In John Krasinski’s brilliantly suspenseful thriller, a family must remain silent at all times to avoid the giant predators roaming their post-apocalyptic world A Quiet Place

If ever a film had me mentally tiptoeing over a booby-trapped carpet of eggshells while silently gibbering with anxiety, it’s this brutal sci-fi suspense thriller, written by horror specialists Scott Beck and Bryan Woods and directed by John Krasinski, who developed the screenplay with them and stars – alongside Emily Blunt. It’s set in a postapocalyptic wasteland. But this isn’t a young adult drama, it’s a prematurely old adult drama, a world in which innocence, childhood and happiness have been blowtorched off the face of the Earth.
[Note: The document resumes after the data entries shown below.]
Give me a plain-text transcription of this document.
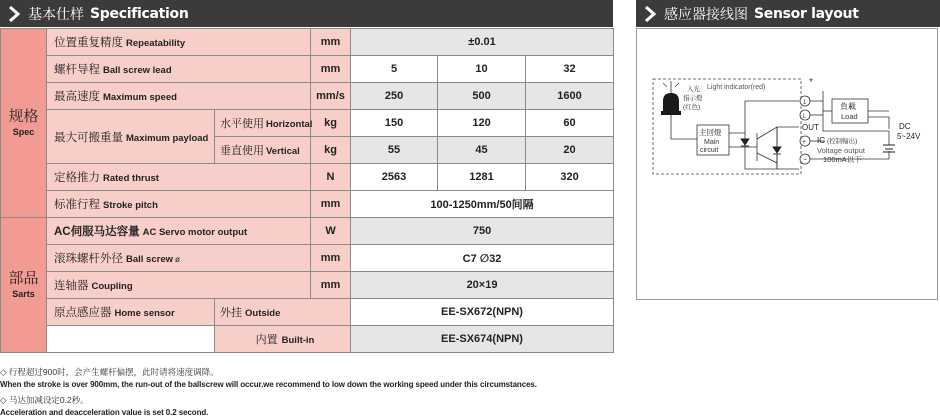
基本仕样 Specification	感应器接线图 Sensor layout
规格
Spec	位置重复精度 Repeatability		mm	±0.01		
	螺杆导程 Ball screw lead		mm	5	10	32
	最高速度 Maximum speed		mm/s	250	500	1600
	最大可搬重量 Maximum payload	水平使用 Horizontal	kg	150	120	60
		垂直使用 Vertical	kg	55	45	20
	定格推力 Rated thrust		N	2563	1281	320
	标准行程 Stroke pitch		mm	100-1250mm/50间隔		

部品
Sarts	AC伺服马达容量 AC Servo motor output		W	750		
	滚珠螺杆外径 Ball screw ø		mm	C7 ∅32		
	连轴器 Coupling		mm	20×19		
	原点感应器 Home sensor	外挂 Outside		EE-SX672(NPN)		
		内置 Built-in		EE-SX674(NPN)		
◇ 行程超过900时，会产生螺杆偏摆，此时请将速度调降。
When the stroke is over 900mm, the run-out of the ballscrew will occur.we recommend to low down the working speed under this circumstances.
◇ 马达加减设定0.2秒。
Acceleration and deacceleration value is set 0.2 second.
入光
指示燈
(红色)
Light indicator(red)	*
主回燈
Main
circuit
1
L
+
−
負載
Load
DC
5~24V
OUT
IC (控制輸出)
Voltage output
100mA以下
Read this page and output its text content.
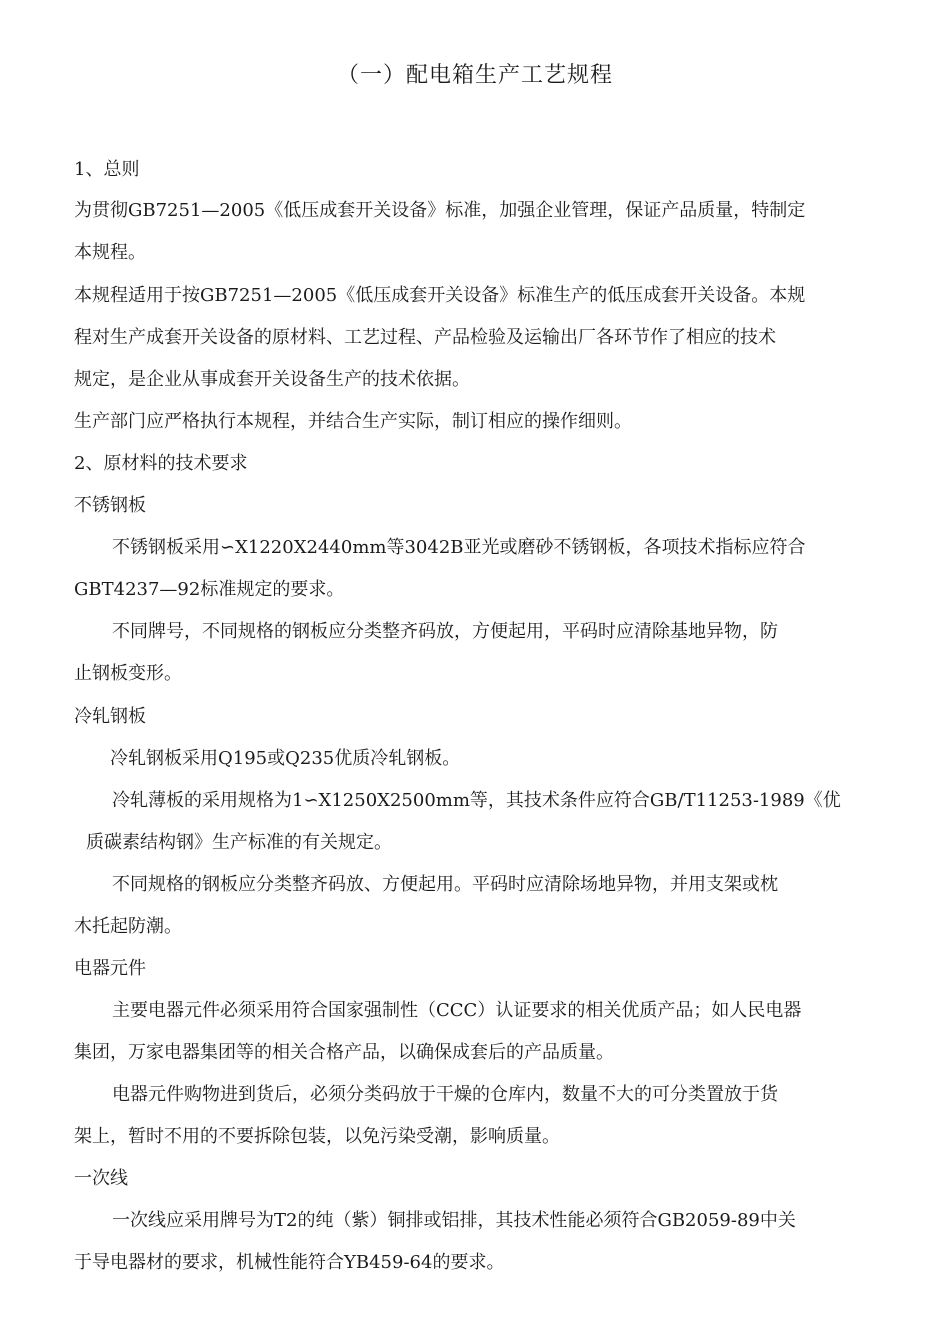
（一）配电箱生产工艺规程
1、总则
为贯彻GB7251—2005《低压成套开关设备》标准，加强企业管理，保证产品质量，特制定
本规程。
本规程适用于按GB7251—2005《低压成套开关设备》标准生产的低压成套开关设备。本规
程对生产成套开关设备的原材料、工艺过程、产品检验及运输出厂各环节作了相应的技术
规定，是企业从事成套开关设备生产的技术依据。
生产部门应严格执行本规程，并结合生产实际，制订相应的操作细则。
2、原材料的技术要求
不锈钢板
不锈钢板采用∽X1220X2440mm等3042B亚光或磨砂不锈钢板，各项技术指标应符合
GBT4237—92标准规定的要求。
不同牌号，不同规格的钢板应分类整齐码放，方便起用，平码时应清除基地异物，防
止钢板变形。
冷轧钢板
冷轧钢板采用Q195或Q235优质冷轧钢板。
冷轧薄板的采用规格为1∽X1250X2500mm等，其技术条件应符合GB/T11253-1989《优
质碳素结构钢》生产标准的有关规定。
不同规格的钢板应分类整齐码放、方便起用。平码时应清除场地异物，并用支架或枕
木托起防潮。
电器元件
主要电器元件必须采用符合国家强制性（CCC）认证要求的相关优质产品；如人民电器
集团，万家电器集团等的相关合格产品，以确保成套后的产品质量。
电器元件购物进到货后，必须分类码放于干燥的仓库内，数量不大的可分类置放于货
架上，暂时不用的不要拆除包装，以免污染受潮，影响质量。
一次线
一次线应采用牌号为T2的纯（紫）铜排或铝排，其技术性能必须符合GB2059-89中关
于导电器材的要求，机械性能符合YB459-64的要求。
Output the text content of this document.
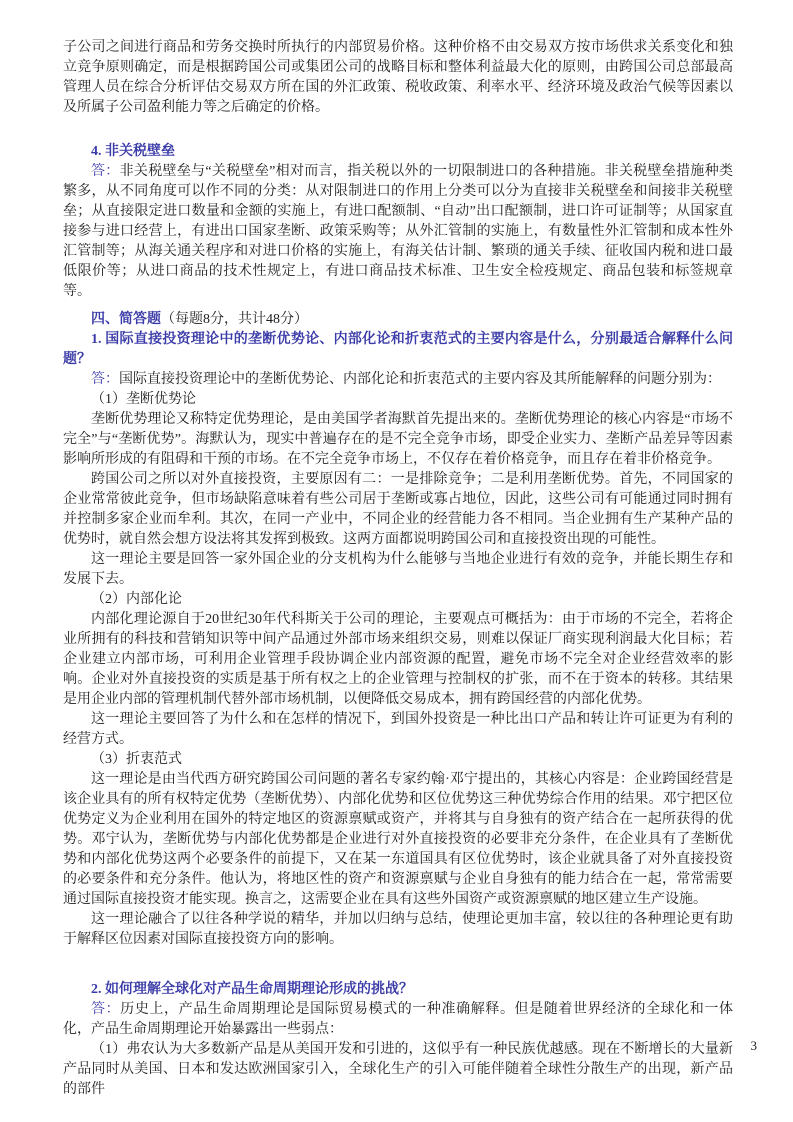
子公司之间进行商品和劳务交换时所执行的内部贸易价格。这种价格不由交易双方按市场供求关系变化和独立竞争原则确定，而是根据跨国公司或集团公司的战略目标和整体利益最大化的原则，由跨国公司总部最高管理人员在综合分析评估交易双方所在国的外汇政策、税收政策、利率水平、经济环境及政治气候等因素以及所属子公司盈利能力等之后确定的价格。

4. 非关税壁垒

答：非关税壁垒与“关税壁垒”相对而言，指关税以外的一切限制进口的各种措施。非关税壁垒措施种类繁多，从不同角度可以作不同的分类：从对限制进口的作用上分类可以分为直接非关税壁垒和间接非关税壁垒；从直接限定进口数量和金额的实施上，有进口配额制、“自动”出口配额制，进口许可证制等；从国家直接参与进口经营上，有进出口国家垄断、政策采购等；从外汇管制的实施上，有数量性外汇管制和成本性外汇管制等；从海关通关程序和对进口价格的实施上，有海关估计制、繁琐的通关手续、征收国内税和进口最低限价等；从进口商品的技术性规定上，有进口商品技术标准、卫生安全检疫规定、商品包装和标签规章等。

四、简答题（每题8分，共计48分）

1. 国际直接投资理论中的垄断优势论、内部化论和折衷范式的主要内容是什么，分别最适合解释什么问题？

答：国际直接投资理论中的垄断优势论、内部化论和折衷范式的主要内容及其所能解释的问题分别为：

（1）垄断优势论

垄断优势理论又称特定优势理论，是由美国学者海默首先提出来的。垄断优势理论的核心内容是“市场不完全”与“垄断优势”。海默认为，现实中普遍存在的是不完全竞争市场，即受企业实力、垄断产品差异等因素影响所形成的有阻碍和干预的市场。在不完全竞争市场上，不仅存在着价格竞争，而且存在着非价格竞争。

跨国公司之所以对外直接投资，主要原因有二：一是排除竞争；二是利用垄断优势。首先，不同国家的企业常常彼此竞争，但市场缺陷意味着有些公司居于垄断或寡占地位，因此，这些公司有可能通过同时拥有并控制多家企业而牟利。其次，在同一产业中，不同企业的经营能力各不相同。当企业拥有生产某种产品的优势时，就自然会想方设法将其发挥到极致。这两方面都说明跨国公司和直接投资出现的可能性。

这一理论主要是回答一家外国企业的分支机构为什么能够与当地企业进行有效的竞争，并能长期生存和发展下去。

（2）内部化论

内部化理论源自于20世纪30年代科斯关于公司的理论，主要观点可概括为：由于市场的不完全，若将企业所拥有的科技和营销知识等中间产品通过外部市场来组织交易，则难以保证厂商实现利润最大化目标；若企业建立内部市场，可利用企业管理手段协调企业内部资源的配置，避免市场不完全对企业经营效率的影响。企业对外直接投资的实质是基于所有权之上的企业管理与控制权的扩张，而不在于资本的转移。其结果是用企业内部的管理机制代替外部市场机制，以便降低交易成本，拥有跨国经营的内部化优势。

这一理论主要回答了为什么和在怎样的情况下，到国外投资是一种比出口产品和转让许可证更为有利的经营方式。

（3）折衷范式

这一理论是由当代西方研究跨国公司问题的著名专家约翰·邓宁提出的，其核心内容是：企业跨国经营是该企业具有的所有权特定优势（垄断优势）、内部化优势和区位优势这三种优势综合作用的结果。邓宁把区位优势定义为企业利用在国外的特定地区的资源禀赋或资产，并将其与自身独有的资产结合在一起所获得的优势。邓宁认为，垄断优势与内部化优势都是企业进行对外直接投资的必要非充分条件，在企业具有了垄断优势和内部化优势这两个必要条件的前提下，又在某一东道国具有区位优势时，该企业就具备了对外直接投资的必要条件和充分条件。他认为，将地区性的资产和资源禀赋与企业自身独有的能力结合在一起，常常需要通过国际直接投资才能实现。换言之，这需要企业在具有这些外国资产或资源禀赋的地区建立生产设施。

这一理论融合了以往各种学说的精华，并加以归纳与总结，使理论更加丰富，较以往的各种理论更有助于解释区位因素对国际直接投资方向的影响。

2. 如何理解全球化对产品生命周期理论形成的挑战？

答：历史上，产品生命周期理论是国际贸易模式的一种准确解释。但是随着世界经济的全球化和一体化，产品生命周期理论开始暴露出一些弱点：

（1）弗农认为大多数新产品是从美国开发和引进的，这似乎有一种民族优越感。现在不断增长的大量新产品同时从美国、日本和发达欧洲国家引入，全球化生产的引入可能伴随着全球性分散生产的出现，新产品的部件

3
Shh … Noah Jupe, Millicent Simmonds and John Krasinski in A Quiet Place. Photograph: Jonny Cournoyer/AP

Krasinski and Blunt play Lee and Evelyn, a couple who now run an efficient Trappist-survivalist smallholding in the countryside, while making regular forays into the devastated town for supplies. We get the time-honoured scenes in the ruined supermarket, and that weird frisson of seeing stuff that you could just take if you wanted, but who cares now that consumerist law and order has utterly broken down? One of their kids wants to take a toy model of the space shuttle Challenger (poignantly yearning for a rocket to take them all away from this ruined planet) but Lee fixes him with a bayonet gaze of disapproval, while grabbing this unexploded noise-bomb and silently removing the batteries. That thing’s too dangerous.
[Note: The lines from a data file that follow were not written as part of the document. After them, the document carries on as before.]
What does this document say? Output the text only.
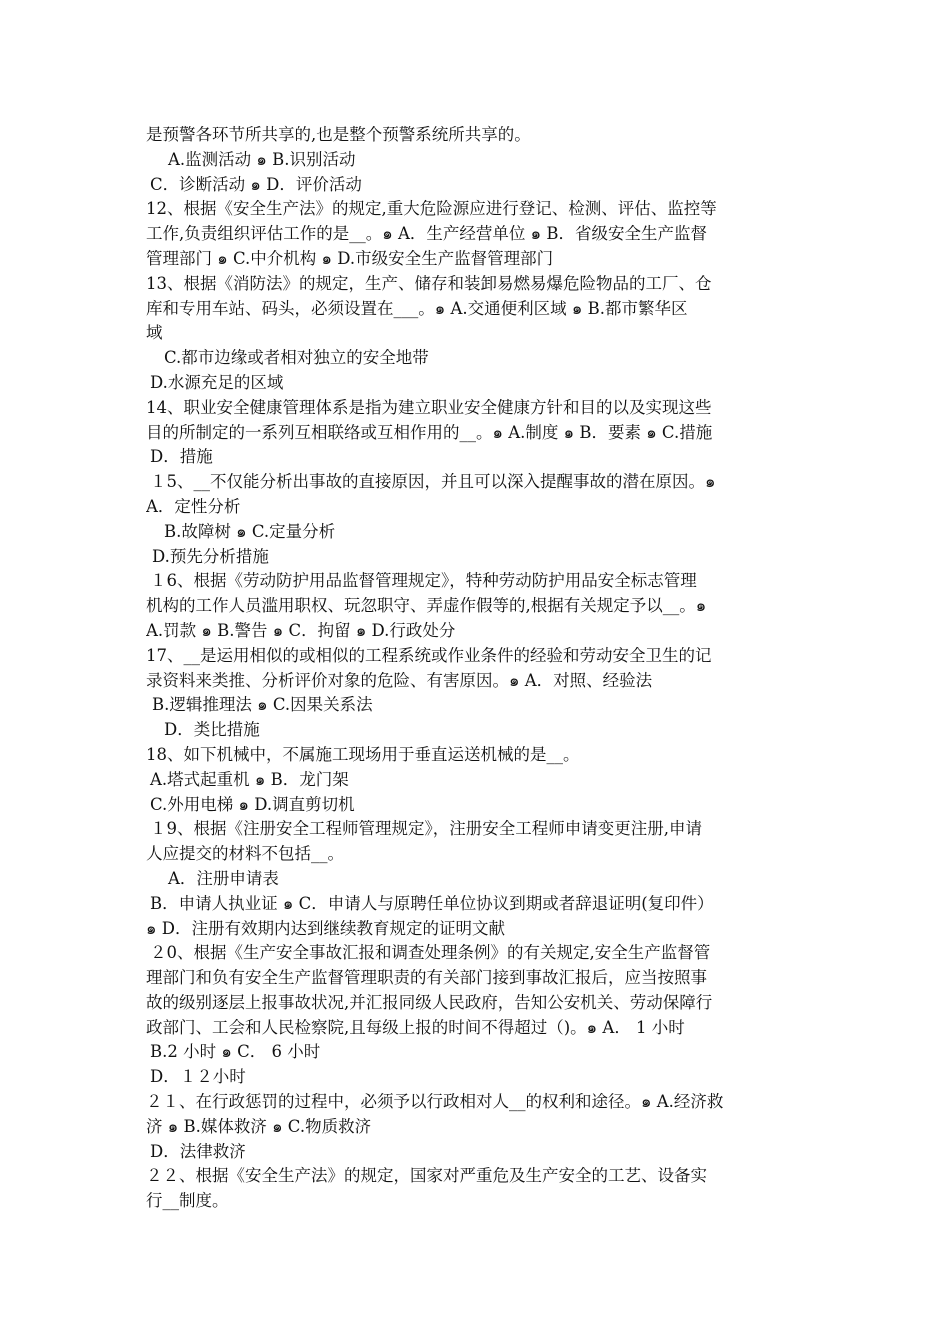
是预警各环节所共享的,也是整个预警系统所共享的。
A.监测活动 ๑ B.识别活动
C．诊断活动 ๑ D．评价活动
12、根据《安全生产法》的规定,重大危险源应进行登记、检测、评估、监控等
工作,负责组织评估工作的是__。๑ A．生产经营单位 ๑ B．省级安全生产监督
管理部门 ๑ C.中介机构 ๑ D.市级安全生产监督管理部门
13、根据《消防法》的规定，生产、储存和装卸易燃易爆危险物品的工厂、仓
库和专用车站、码头，必须设置在___。๑ A.交通便利区域 ๑ B.都市繁华区
域
C.都市边缘或者相对独立的安全地带
D.水源充足的区域
14、职业安全健康管理体系是指为建立职业安全健康方针和目的以及实现这些
目的所制定的一系列互相联络或互相作用的__。๑ A.制度 ๑ B．要素 ๑ C.措施
D．措施
１5、__不仅能分析出事故的直接原因，并且可以深入提醒事故的潜在原因。๑
A．定性分析
B.故障树 ๑ C.定量分析
D.预先分析措施
１6、根据《劳动防护用品监督管理规定》，特种劳动防护用品安全标志管理
机构的工作人员滥用职权、玩忽职守、弄虚作假等的,根据有关规定予以__。๑
A.罚款 ๑ B.警告 ๑ C．拘留 ๑ D.行政处分
17、__是运用相似的或相似的工程系统或作业条件的经验和劳动安全卫生的记
录资料来类推、分析评价对象的危险、有害原因。๑ A．对照、经验法
B.逻辑推理法 ๑ C.因果关系法
D．类比措施
18、如下机械中，不属施工现场用于垂直运送机械的是__。
A.塔式起重机 ๑ B．龙门架
C.外用电梯 ๑ D.调直剪切机
１9、根据《注册安全工程师管理规定》，注册安全工程师申请变更注册,申请
人应提交的材料不包括__。
A．注册申请表
B．申请人执业证 ๑ C．申请人与原聘任单位协议到期或者辞退证明(复印件）
๑ D．注册有效期内达到继续教育规定的证明文献
２0、根据《生产安全事故汇报和调查处理条例》的有关规定,安全生产监督管
理部门和负有安全生产监督管理职责的有关部门接到事故汇报后，应当按照事
故的级别逐层上报事故状况,并汇报同级人民政府，告知公安机关、劳动保障行
政部门、工会和人民检察院,且每级上报的时间不得超过（)。๑ A． 1 小时
B.2 小时 ๑ C． 6 小时
D．１２小时
２１、在行政惩罚的过程中，必须予以行政相对人__的权利和途径。๑ A.经济救
济 ๑ B.媒体救济 ๑ C.物质救济
D．法律救济
２２、根据《安全生产法》的规定，国家对严重危及生产安全的工艺、设备实
行__制度。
Their son, Marcus (Noah Jupe), and daughter, Regan (Millicent Simmonds), are well drilled in the new soundless, wordless discipline and the point is that Regan is hearing impaired, so the whole family has already had to learn sign language to communicate. Lee has even got his soldering iron out and tinkered with adapting a new hearing aid for her. It is Regan’s disability that has enabled the family to cope – an elegant narrative contrivance from Beck and Woods. Yet, as the story continues, there is a new challenge. Evelyn is pregnant, and now the adults must wonder how she is going to have the baby without modern anaesthetic and without making a sound. A world of horror is on the way.


A Quiet Place allows you to worry at a strange thought: might it be possible to live life entirely safely and even normally in this situation, if you could somehow mentally train yourself, or evolve over a few generations, to do without sound? Might this be a workable, natural mode of existence? Could you internalise the fear and remain silent to avoid the predators in the way that you might naturally change your habits in some locales to avoid bears or snakes?

Lee and Evelyn’s family have developed a habit of joining hands before they eat their meals. Perhaps this was what they used to do before saying grace, or perhaps they have started doing it now. In fact, there are certain circumstances in which they are allowed to make a moderate amount of sound, and they have war-gamed out certain situations in which the production of sound might help them in an all-out confrontation with the beasts.

But the point is that suppressing noise makes them yearn for it, not simply as a kind of human expression but an entirely rational howl of rage or horror or despair at what is happening. The movie shows that suicide-by-scream is an open-ended possibility.

In its simplicity and punch, this is a film that feels as if it could have been made decades ago, in the classic age of Planet of the Apes or The Omega Man. It is a cracking back-to-basics thriller that does not depend too much on what these creatures look like. Krasinski rather cleverly addresses this issue by keeping them glimpsed only subliminally at first, but then, without giving any clearer idea of what they look like, we graduate to a surreally extreme close-up of the beast’s hideous, undulating ear. A satanically sensitive orifice.